Comme le rapporte le Dr. Moncef Guen au début de son article, l’Institut national de la statistique (INS) vient de publier les résultats préliminaires des comptes trimestriels, dans lesquels il évoque une croissance du Produit intérieur brut (PIB) à prix constants de 3,2 % durant le deuxième trimestre de l’année 2013 par rapport au même trimestre de l’année 2012. (PDF en arabe, XLS (feuille Glissement) en français)

En considérant le PIB comme étant le résultat d’une synergie entre l’effort généré par l’être humain et l’apport en capital matériel, la croissance résulterait donc d’une multiplication de l’effort humain (travail et capital humain) et de l’investissement (public et privé).

Selon le Dr. Moncef Guen, cette croissance n’est pas due à des facteurs encourageants, vu qu’elle est le fruit selon lui de l’augmentation de la valeur ajoutée des services non-marchands. Il omet volontairement de parler de la croissance créée par une grand nombre de secteurs qui reflètent une intense activité économique génératrice de valeur ajoutée :

– Les services marchands, qui ont enregistré un glissement annuel de 4,3 % pendant le deuxième trimestre de l’année 2013, contre 3,8 % pendant le premier trimestre de la même année. La valeur ajoutée de toutes les activités marchandes (entretien et réparation, hôtellerie et restauration, transports, poste et télécoms, services financiers, etc.) a bel et bien augmenté durant le deuxième trimestre.

– L’industrie manufacturière, qui a vu une croissance de 4,8 % pendant le deuxième trimestre de 2013, alors qu’elle n’était que de 1,8 % pendant le deuxième trimestre de 2012. Cela résulte de l’augmentation de la production dans tout les types d’industries manufacturières : industries chimiques (18,9 %), agroalimentaire (4,2 %), textile (3 %) et industries électromécaniques (2,6 %), raffinage de pétrole (9,6 %), matériaux de construction (3,1 %) et industries manufacturières diverses (3,2 %).

Malheureusement, le Dr.

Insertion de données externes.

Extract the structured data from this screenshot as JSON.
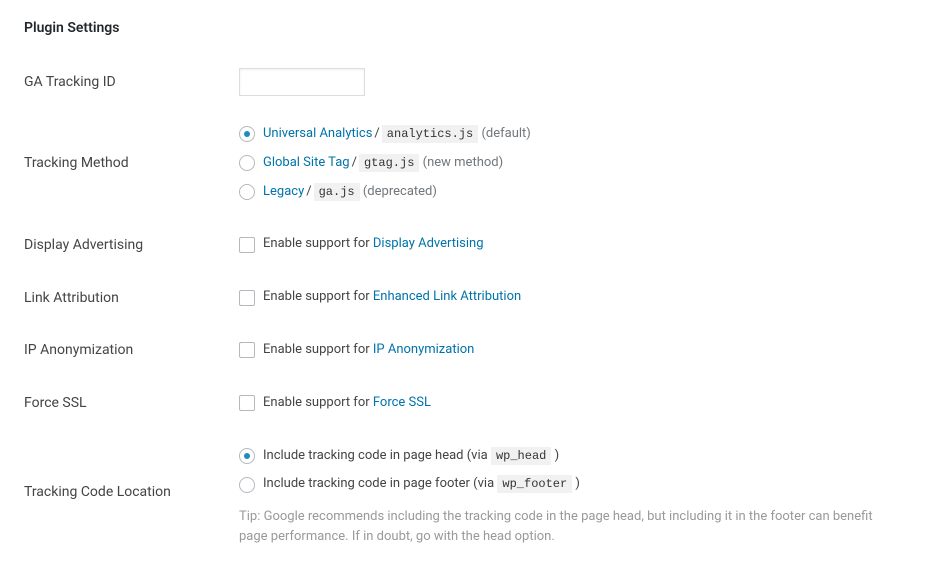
{
  "header": {
    "title": "Plugin Settings"
  },
  "fields": {
    "ga_id": {
      "label": "GA Tracking ID",
      "value": ""
    },
    "tracking_method": {
      "label": "Tracking Method",
      "options": [
        {
          "link": "Universal Analytics",
          "sep": " / ",
          "code": "analytics.js",
          "note": "(default)",
          "checked": true
        },
        {
          "link": "Global Site Tag",
          "sep": " / ",
          "code": "gtag.js",
          "note": "(new method)",
          "checked": false
        },
        {
          "link": "Legacy",
          "sep": " / ",
          "code": "ga.js",
          "note": "(deprecated)",
          "checked": false
        }
      ]
    },
    "display_advertising": {
      "label": "Display Advertising",
      "prefix": "Enable support for ",
      "link": "Display Advertising",
      "checked": false
    },
    "link_attribution": {
      "label": "Link Attribution",
      "prefix": "Enable support for ",
      "link": "Enhanced Link Attribution",
      "checked": false
    },
    "ip_anon": {
      "label": "IP Anonymization",
      "prefix": "Enable support for ",
      "link": "IP Anonymization",
      "checked": false
    },
    "force_ssl": {
      "label": "Force SSL",
      "prefix": "Enable support for ",
      "link": "Force SSL",
      "checked": false
    },
    "location": {
      "label": "Tracking Code Location",
      "options": [
        {
          "text_a": "Include tracking code in page head (via ",
          "code": "wp_head",
          "text_b": " )",
          "checked": true
        },
        {
          "text_a": "Include tracking code in page footer (via ",
          "code": "wp_footer",
          "text_b": " )",
          "checked": false
        }
      ],
      "tip": "Tip: Google recommends including the tracking code in the page head, but including it in the footer can benefit page performance. If in doubt, go with the head option."
    }
  }
}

Moncef Guen n’a pas remarqué tous ces chiffres positifs, qui sont pourtant tous disponibles sur le site de l’INS. Pire encore, il présente dans son article un bon nombre de faux chiffres. Selon lui, la croissance enregistrée dans le secteur des industries non manufacturières est de – 0,6 % pour le deuxième trimestre de l’année 2013, et de –  2.2 % au cours du premier trimestre de la même année. Pourtant, sur le site de l’INS, il est clairement cité que la croissance des industries non manufacturières est de 0,1 % pour les deux premiers trimestres de l’année 2013. Certes, ce chiffre paraît faible ; mais il est tout de même positif. Cela revient encore une fois à la multiplication de l’effort humain développé dans certaines industries non manufacturières comme les mines, l’électricité, l’eau et le bâtiment, qui ont enregistré des taux de croissance positifs (respectivement 14,2 %, 4,3 %, 6 % et 2,2 %). Cela a permis de compenser la chute de la production pétrolière, qui a atteint les – 6 %.

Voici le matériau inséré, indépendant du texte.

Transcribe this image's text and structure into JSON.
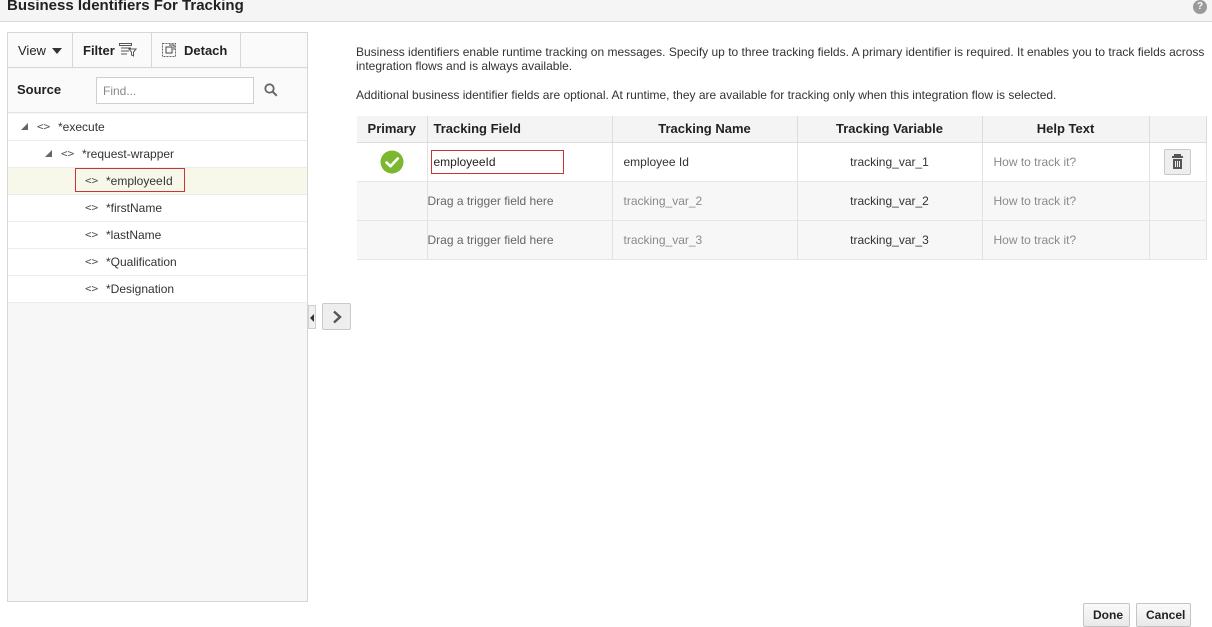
{
  "dialog": {
    "title": "Business Identifiers For Tracking",
    "help_icon": "question-icon"
  },
  "toolbar": {
    "view_label": "View",
    "filter_label": "Filter",
    "detach_label": "Detach"
  },
  "source": {
    "label": "Source",
    "find_placeholder": "Find..."
  },
  "tree": {
    "items": [
      {
        "label": "*execute"
      },
      {
        "label": "*request-wrapper"
      },
      {
        "label": "*employeeId"
      },
      {
        "label": "*firstName"
      },
      {
        "label": "*lastName"
      },
      {
        "label": "*Qualification"
      },
      {
        "label": "*Designation"
      }
    ]
  },
  "description": {
    "line1": "Business identifiers enable runtime tracking on messages. Specify up to three tracking fields. A primary identifier is required. It enables you to track fields across integration flows and is always available.",
    "line2": "Additional business identifier fields are optional. At runtime, they are available for tracking only when this integration flow is selected."
  },
  "table": {
    "headers": [
      "Primary",
      "Tracking Field",
      "Tracking Name",
      "Tracking Variable",
      "Help Text"
    ],
    "rows": [
      {
        "tracking_field": "employeeId",
        "tracking_name": "employee Id",
        "tracking_variable": "tracking_var_1",
        "help_text": "How to track it?"
      },
      {
        "tracking_field": "Drag a trigger field here",
        "tracking_name": "tracking_var_2",
        "tracking_variable": "tracking_var_2",
        "help_text": "How to track it?"
      },
      {
        "tracking_field": "Drag a trigger field here",
        "tracking_name": "tracking_var_3",
        "tracking_variable": "tracking_var_3",
        "help_text": "How to track it?"
      }
    ]
  },
  "buttons": {
    "done": "Done",
    "cancel": "Cancel"
  },
  "colors": {
    "primary_check": "#7cb82f",
    "highlight_border": "#c73636"
  }
}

Nous voilà donc enfin arrivés au premier taux de croissance négatif. Le deuxième est celui de l’agriculture et de la pêche, qui est lui aussi dû à un facteur non-humain : la baisse de la production de céréales par rapport à l’année dernière. Ce déficit était prévisible depuis le début l’année, vu le déficit pluviométrique connu pendant l’hiver 2012/2013.

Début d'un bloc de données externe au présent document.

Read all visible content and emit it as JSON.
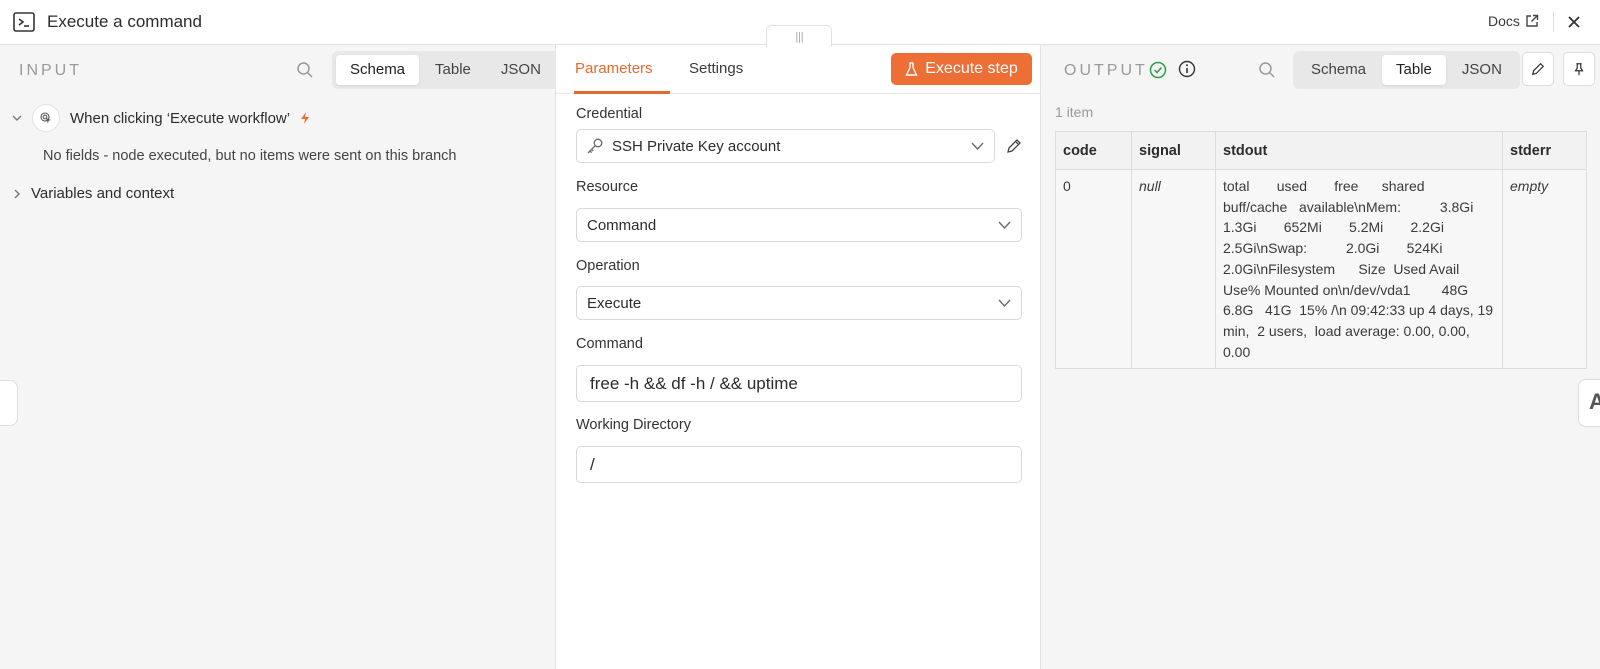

Une pause est ici nécessaire. Cette croissance est encourageante parce qu’elle est venue dans un cadre où le le taux d’investissement a reculé de 24,5 % en 2010 à 22 % en 2012. L’estimation pour l’année 2013 n’est que de 22,1 %. L’atout majeur qui a engendré cette croissance est donc la multiplication de l’effort humain. L’Institut tunisien de la compétitivité et des études quantitatives (ITCEQ) prévoyait un accroissement de 1,6 % du volume de travail pour l’année 2013, contre 0,7 % en 2012 et – 5,4 % en 2011.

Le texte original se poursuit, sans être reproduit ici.